Publication information
- Publisher: DC Comics
- Genre: Superhero
- Publication date: January 2018 – September 2020

= The New Age of DC Heroes =

Comics line

The New Age of DC Heroes (originally titled as Dark Matter) is a comic book line published by DC Comics from 2018 to 2020. The titles – Damage, The Silencer, Sideways, The Terrifics, The Curse of Brimstone, The Immortal Men, New Challengers, and The Unexpected – were set in the DC Universe following the events of Dark Nights: Metal. The line was considered a commercial failure.

==Publication history==
The Dark Matter line was in development since 2016 alongside The Sandman Universe. Both comic lines are set in the DC Universe after the events of Dark Nights: Metal, and feature new characters alongside re-imagined versions of old ones from DC Comics. Dark Matter was rebranded as "The New Age of DC Heroes" in the following year. All of the constituent series were cancelled in 2019, except The Terrifics, which continued until 2020, with its last three issues published digital-only, during the COVID-19 pandemic.

==List of titles==
===Damage===
- Written by: Robert Venditti
- Drawn by: Tony S. Daniel
- Schedule: January 18, 2018 – April 17, 2019
- Issues: #1–16 (plus 1 annual)
Ethan Avery is a soldier who submits to an experiment that turns him into a monster called Damage leading him to question everything he believed about his cause.

===The Silencer===

- Written by: Dan Abnett
- Drawn by: John Romita Jr.
- Schedule: February 1, 2018 – June 26, 2019
- Issues: #1–18 (plus 1 annual)
Honor Guest is a retired assassin who is targeted by her former employers, Leviathan.

===Sideways===

- Written by: Dan DiDio and Justin Jordan
- Drawn by: Kenneth Rocafort
- Schedule: February 15, 2018 – February 27, 2019
- Issues: #1–13 (plus 1 annual)
Derek James gains the abilities to travel across dimensions.

===The Terrifics===

- Written by: Jeff Lemire
- Drawn by: Ivan Reis
- Schedule: March 1, 2018 – September 1, 2020
- Issues: #1–30 (plus 1 annual)
After Simon Stagg opens a portal to the Dark Multiverse, Mister Terrific, Metamorpho, Plastic Man and Phantom Girl join forces to escape the Dark Multiverse and end up cosmically tethered together to prepare for a threat from the Dark Multiverse while using one of Stagg Enterprises' facilities as their base and having come across a message from Tom Strong.
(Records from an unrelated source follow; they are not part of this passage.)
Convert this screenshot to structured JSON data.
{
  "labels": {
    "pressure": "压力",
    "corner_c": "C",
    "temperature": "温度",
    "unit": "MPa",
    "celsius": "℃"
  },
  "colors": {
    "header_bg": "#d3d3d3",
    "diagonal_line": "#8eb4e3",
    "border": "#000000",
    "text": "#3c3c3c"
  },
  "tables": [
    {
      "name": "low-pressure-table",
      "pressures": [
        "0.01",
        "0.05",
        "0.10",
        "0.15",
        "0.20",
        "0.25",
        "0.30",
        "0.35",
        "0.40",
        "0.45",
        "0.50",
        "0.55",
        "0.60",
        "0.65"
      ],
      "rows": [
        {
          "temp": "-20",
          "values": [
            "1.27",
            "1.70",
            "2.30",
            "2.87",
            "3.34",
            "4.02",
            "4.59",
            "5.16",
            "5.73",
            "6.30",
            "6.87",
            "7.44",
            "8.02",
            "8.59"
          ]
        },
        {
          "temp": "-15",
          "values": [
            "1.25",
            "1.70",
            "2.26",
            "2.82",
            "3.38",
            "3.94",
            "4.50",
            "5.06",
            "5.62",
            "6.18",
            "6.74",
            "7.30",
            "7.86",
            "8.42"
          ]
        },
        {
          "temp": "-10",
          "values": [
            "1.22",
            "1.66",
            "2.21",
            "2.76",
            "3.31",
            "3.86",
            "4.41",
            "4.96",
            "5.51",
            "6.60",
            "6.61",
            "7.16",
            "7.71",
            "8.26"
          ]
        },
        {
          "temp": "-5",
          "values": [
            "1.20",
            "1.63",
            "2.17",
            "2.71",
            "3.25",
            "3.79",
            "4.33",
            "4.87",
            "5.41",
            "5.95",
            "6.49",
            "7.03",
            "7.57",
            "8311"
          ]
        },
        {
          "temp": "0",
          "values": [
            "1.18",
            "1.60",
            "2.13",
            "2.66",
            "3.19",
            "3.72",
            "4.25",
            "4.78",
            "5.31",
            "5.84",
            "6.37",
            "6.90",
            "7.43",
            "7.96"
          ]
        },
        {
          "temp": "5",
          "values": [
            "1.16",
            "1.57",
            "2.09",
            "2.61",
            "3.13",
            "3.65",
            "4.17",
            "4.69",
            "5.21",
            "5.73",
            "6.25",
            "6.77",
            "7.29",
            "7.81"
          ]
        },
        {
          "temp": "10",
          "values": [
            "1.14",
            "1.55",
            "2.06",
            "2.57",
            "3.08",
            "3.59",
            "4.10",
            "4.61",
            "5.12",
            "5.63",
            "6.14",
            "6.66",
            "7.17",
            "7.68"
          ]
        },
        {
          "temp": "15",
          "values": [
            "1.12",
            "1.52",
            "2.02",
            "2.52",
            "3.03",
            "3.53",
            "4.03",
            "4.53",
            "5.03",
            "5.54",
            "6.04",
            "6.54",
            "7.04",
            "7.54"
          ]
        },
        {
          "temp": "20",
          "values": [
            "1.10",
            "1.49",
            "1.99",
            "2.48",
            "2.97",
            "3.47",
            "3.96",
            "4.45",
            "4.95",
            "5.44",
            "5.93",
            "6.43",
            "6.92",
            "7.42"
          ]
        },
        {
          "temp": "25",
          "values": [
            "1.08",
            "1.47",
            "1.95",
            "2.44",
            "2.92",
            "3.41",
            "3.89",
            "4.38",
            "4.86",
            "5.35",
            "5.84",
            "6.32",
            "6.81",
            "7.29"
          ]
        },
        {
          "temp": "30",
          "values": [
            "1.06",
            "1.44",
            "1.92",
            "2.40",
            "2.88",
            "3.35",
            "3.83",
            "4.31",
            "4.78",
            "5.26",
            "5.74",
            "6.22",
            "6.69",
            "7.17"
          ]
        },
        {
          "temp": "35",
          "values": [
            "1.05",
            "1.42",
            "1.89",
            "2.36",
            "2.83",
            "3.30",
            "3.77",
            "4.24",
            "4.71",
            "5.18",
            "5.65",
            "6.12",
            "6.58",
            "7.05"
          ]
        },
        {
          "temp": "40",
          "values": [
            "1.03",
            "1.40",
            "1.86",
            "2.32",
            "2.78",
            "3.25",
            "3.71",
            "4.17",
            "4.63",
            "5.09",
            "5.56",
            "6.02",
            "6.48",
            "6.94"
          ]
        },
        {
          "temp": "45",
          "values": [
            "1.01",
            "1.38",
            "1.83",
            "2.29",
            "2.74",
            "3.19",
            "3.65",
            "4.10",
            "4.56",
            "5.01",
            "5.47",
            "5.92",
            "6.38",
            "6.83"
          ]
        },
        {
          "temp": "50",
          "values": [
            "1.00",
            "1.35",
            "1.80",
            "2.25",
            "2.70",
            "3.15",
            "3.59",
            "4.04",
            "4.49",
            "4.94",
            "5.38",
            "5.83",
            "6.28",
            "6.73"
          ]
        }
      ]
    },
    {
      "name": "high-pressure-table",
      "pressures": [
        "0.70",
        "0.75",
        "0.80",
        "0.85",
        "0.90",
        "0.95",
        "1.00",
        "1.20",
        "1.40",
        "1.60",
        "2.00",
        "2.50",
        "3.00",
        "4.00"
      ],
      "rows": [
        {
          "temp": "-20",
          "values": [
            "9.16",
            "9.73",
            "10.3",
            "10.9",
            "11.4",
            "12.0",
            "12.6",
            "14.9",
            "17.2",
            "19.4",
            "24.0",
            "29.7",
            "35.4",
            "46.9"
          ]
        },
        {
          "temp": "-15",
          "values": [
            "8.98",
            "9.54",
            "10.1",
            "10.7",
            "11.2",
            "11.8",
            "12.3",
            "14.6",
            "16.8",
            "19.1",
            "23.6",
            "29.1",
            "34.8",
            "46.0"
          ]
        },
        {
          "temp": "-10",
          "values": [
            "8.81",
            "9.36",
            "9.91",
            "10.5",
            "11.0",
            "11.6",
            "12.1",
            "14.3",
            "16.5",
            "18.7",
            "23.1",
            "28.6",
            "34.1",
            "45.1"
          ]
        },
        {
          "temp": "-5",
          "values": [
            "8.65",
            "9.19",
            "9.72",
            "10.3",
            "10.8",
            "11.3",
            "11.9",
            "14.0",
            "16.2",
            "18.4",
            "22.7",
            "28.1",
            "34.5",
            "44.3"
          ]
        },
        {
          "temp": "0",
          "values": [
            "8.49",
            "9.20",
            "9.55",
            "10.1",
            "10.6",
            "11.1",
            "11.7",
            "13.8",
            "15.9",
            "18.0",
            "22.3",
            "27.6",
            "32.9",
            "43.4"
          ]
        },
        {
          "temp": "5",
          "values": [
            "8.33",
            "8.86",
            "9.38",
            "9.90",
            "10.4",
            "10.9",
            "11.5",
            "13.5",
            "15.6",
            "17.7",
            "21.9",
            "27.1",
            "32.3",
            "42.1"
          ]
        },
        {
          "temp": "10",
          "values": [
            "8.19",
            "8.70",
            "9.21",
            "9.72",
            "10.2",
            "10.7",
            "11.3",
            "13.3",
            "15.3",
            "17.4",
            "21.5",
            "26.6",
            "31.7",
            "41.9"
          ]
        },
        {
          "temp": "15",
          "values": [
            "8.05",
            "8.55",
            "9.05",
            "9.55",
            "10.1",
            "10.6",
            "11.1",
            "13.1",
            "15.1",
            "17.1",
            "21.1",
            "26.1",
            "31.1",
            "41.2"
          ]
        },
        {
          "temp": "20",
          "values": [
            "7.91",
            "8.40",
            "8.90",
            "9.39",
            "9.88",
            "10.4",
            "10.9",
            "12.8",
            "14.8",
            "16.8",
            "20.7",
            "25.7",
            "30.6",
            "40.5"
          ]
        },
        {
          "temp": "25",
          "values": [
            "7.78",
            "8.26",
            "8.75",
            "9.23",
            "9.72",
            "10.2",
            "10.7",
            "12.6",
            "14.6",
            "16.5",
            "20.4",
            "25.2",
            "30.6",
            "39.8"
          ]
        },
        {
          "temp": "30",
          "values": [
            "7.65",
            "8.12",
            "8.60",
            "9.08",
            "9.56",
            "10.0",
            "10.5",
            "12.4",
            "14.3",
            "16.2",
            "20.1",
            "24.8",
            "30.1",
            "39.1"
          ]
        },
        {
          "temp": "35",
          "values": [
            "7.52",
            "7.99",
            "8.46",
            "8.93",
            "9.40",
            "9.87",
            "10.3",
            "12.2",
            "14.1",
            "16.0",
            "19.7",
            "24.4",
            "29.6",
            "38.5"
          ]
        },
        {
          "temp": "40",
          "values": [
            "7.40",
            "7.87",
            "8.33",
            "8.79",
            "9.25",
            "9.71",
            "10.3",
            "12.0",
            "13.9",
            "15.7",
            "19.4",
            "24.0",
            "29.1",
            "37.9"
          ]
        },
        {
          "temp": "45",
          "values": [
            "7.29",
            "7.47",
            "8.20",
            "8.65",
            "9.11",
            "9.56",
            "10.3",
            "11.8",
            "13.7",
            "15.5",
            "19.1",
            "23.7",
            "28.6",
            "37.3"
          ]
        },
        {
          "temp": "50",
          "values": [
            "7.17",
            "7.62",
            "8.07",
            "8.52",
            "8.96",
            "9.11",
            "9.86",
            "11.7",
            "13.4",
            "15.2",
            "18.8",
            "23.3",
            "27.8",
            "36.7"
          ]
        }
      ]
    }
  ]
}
===The Curse of Brimstone===
- Written by: Justin Jordan
- Drawn by: Philip Tan
- Schedule: April 4, 2018 – March 7, 2019
- Issues: #1–12 (plus 1 annual)
In order to protect his hometown, Joe Chamberlain makes a deal with the demon Brimstone, but Joe must track down and destroy Brimstone before the power he now wields destroys the town he was trying to save.

===The Immortal Men===
- Written by: James Tynion IV
- Drawn by: Jim Lee
- Schedule: April 11 – September 14, 2018
- Issues: #1–6
Led by the Immortal Man, they are a team of immortal heroes who protected the world from an ancient threat.

===New Challengers===
- Written by: Scott Snyder and Aaron Gillespie
- Drawn by: Andy Kubert
- Schedule: May 16 – October 17, 2018
- Issues: #1–6
As the New Challengers, five misfit strangers are given a second chance at life, but only if they obey the orders of the mysterious Professor and execute deadly missions in the most unexplored corners of the multiverse.

===The Unexpected===

- Written by: Steve Orlando
- Drawn by: Ryan Sook
- Schedule: June 6, 2018 – January 9, 2019
- Issues: #1–8
Janet Fals, alias Firebrand, is a former paramedic who is forced to feed the Conflict Engine inside her heart by starting a fight every 24 hours.